Monday, September 28, 2015

Double Diabetes


There were no diabetes "types" when I was diagnosed in 1945. All
people diagnosed with diabetes were treated with insulin taken from
pigs and cows. That crude form of insulin gave me back my health. In
the years 1936-1939 it was discovered that there were two types of
diabetes, but it was not until 1959 that the labels Type 1 and Type 2
were attached. Oral drugs for Type 2 diabetics were introduced in the
years 1955-1956.

Now, in current times, we are seeing more and more people with
characteristics of both type 1 and type 2 diabetes. These individuals
have "double diabetes". This occurs when:

1. A person with type 1 diabetes becomes overweight and develops the
basic feature of type 2 diabetes – insulin resistance (IR). Typically,
the type 1 diabetic would then use a type 2 medication to help control
the IR. Insulin would still be necessary as well.
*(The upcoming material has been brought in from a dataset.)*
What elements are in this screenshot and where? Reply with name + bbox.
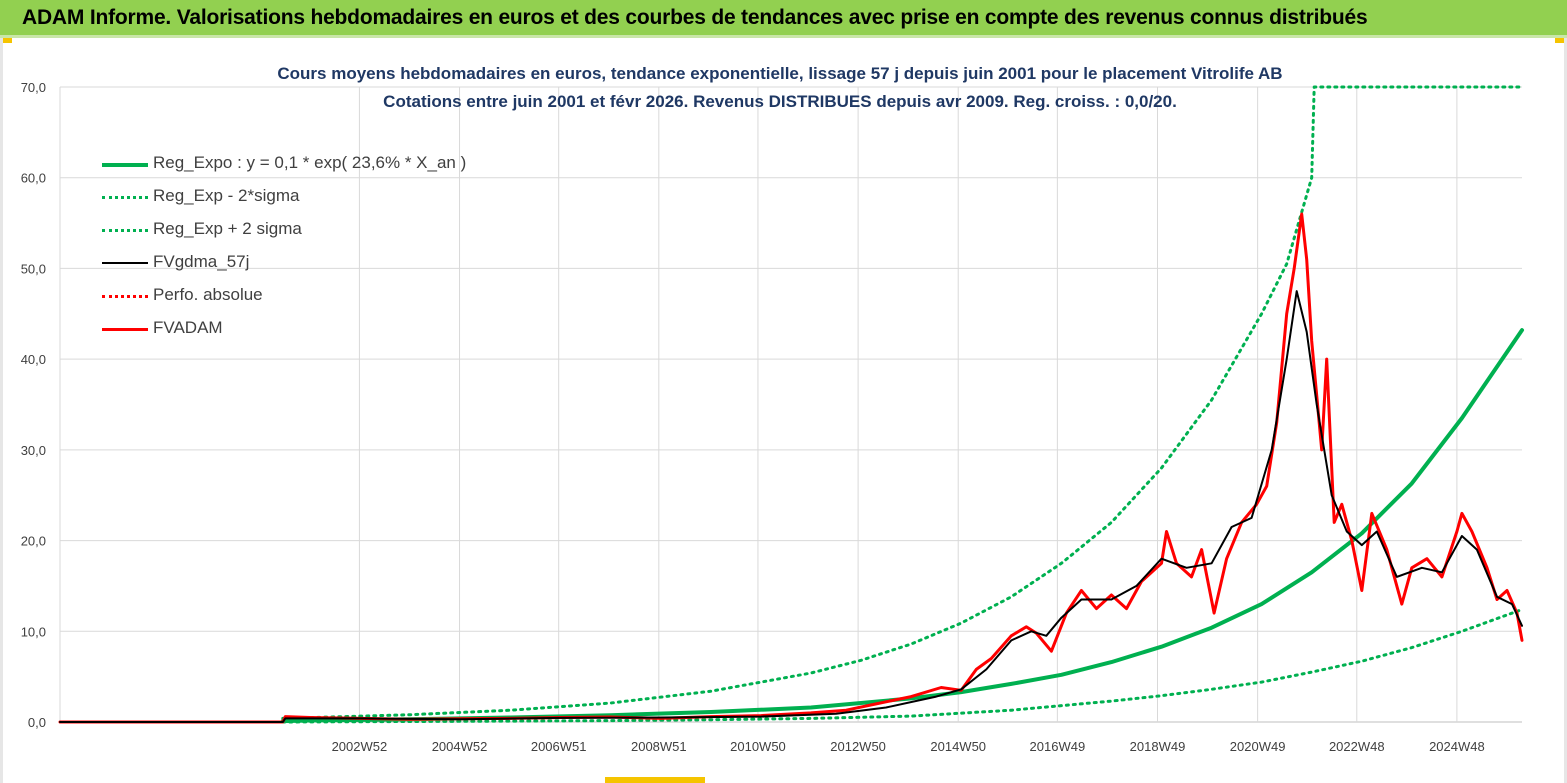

2. A person with type 2 diabetes has one of the key features of type 1
– the presence of antibodies in the blood against the insulin
producing beta cells of the pancreas causing a decrease in the body's
ability to produce insulin. The decreased insulin production can then
lead to the type 2 diabetic becoming insulin dependent. These
individuals still use their type 2 medication for their IR.

So double diabetics may have initially been either type 1, or type 2.
Once they have become double diabetics they have IR, they are using
insulin, and they are using a medicine (usually metformin) for their
IR. I have several type 1 friends, and type 2 friends, who are double
diabetics. Some of my type 2 friends are using a pump and a CGM.

In the 1990s I stopped using animal insulins, and began using
synthetic insulins. I began gaining weight, even though I was
following a much healthier diet, and eating fewer carbs. The only
thing that had changed was my insulin. I have read many reports that
say the synthetic insulins cause our cells to store fat. Maybe that
was the reason for my weight gain, but I did not know that information
until much later. I had never been more than five pounds above my
ideal weight (185) until the 1990s. By the year 1997 I weighed 242
pounds. That was a net gain of 57 pounds. A lower carb intake and
plenty of exercise did not seem to help at that time.

Finally, in 1998, I was diagnosed with insulin resistance. I had
several relatives with Type 2 diabetes, and it seems likely I was
predisposed to become type 2. The predisposition and the weight
gain are likely the explanationfor my insulin resistance. In the early
2000s I reduced my daily carb intake, increased my amount of
exercise, and lost 34 pounds. I initially used avandia for my IR, but
started using metformin in early 2011. Using metformin for one year
was very good for me. That medication has helped many diabetics
lose weight. I have lost an additional nineteen pounds, and am
presently only four pounds above myideal weight. Despite the
weight loss, I still have IR. Metformin,eating an average of 140-150
carbs per day, and getting lots of exercise has kept me in good
health. My A1c's are typically below 6.0, and except for some mild
nerve damage, I do not have any diabetes complications. Double
diabetes can be controlled, and my health is just as good now as it
was before I became a double diabetic.